Spotify, Apple Music and the like do not seem to be the savior solutions they were once thought to be. They replicate power imbalances and unequal representation in the music industry. They prioritize safer music to guarantee and maximize user engagement. They don’t pay artists as well as originally envisioned.
I’m trying to think my way through what it might look like to fix these problems.
The younger version of me misses the democratic distribution of the early-to-mid 2000s music blog culture. We stand to lose something when we grant another entity total power over what gets pushed into our music feed.
I want the possibility for listeners to actually be challenged and surprised and feel something akin to the excitement I felt when I came across new and older music.
On the other hand, I do recognize that there is an unmistakable ease of access and navigation in streaming platforms. I know that not everyone has the same luxury of time and sheer will to drive their own car through a vast musical terrain. Maybe we could keep that.
But I do not wish to return to a model predicated on music piracy.
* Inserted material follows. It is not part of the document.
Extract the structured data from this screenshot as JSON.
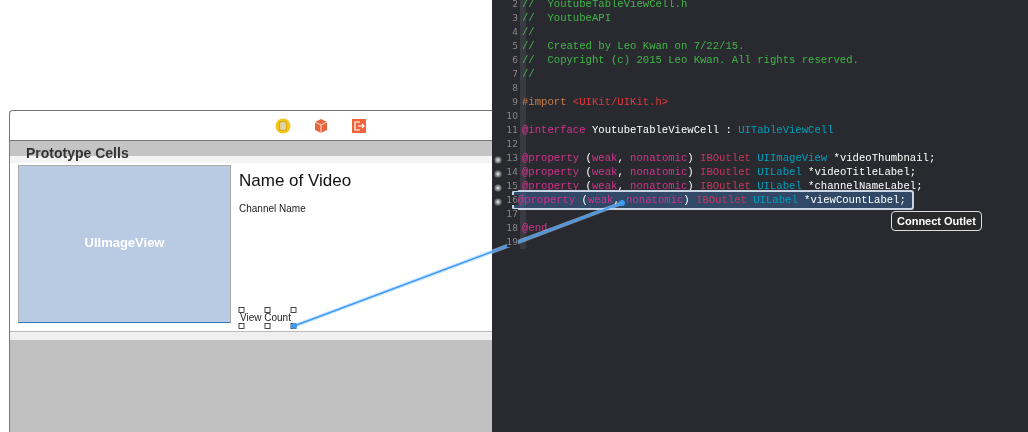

How can we pay artists well for their creative work while creating a central sustainable hub for listening?
I wonder if it is possible to retain the recommender systems while actively working against reproducing inequalities that have continued to disadvantage artists by race, gender and sexuality?
Just as music helped me map my way to myself, I hope that these reflections help us figure out how we might map our way to a relationship with music that is fair, equitable, and authentic.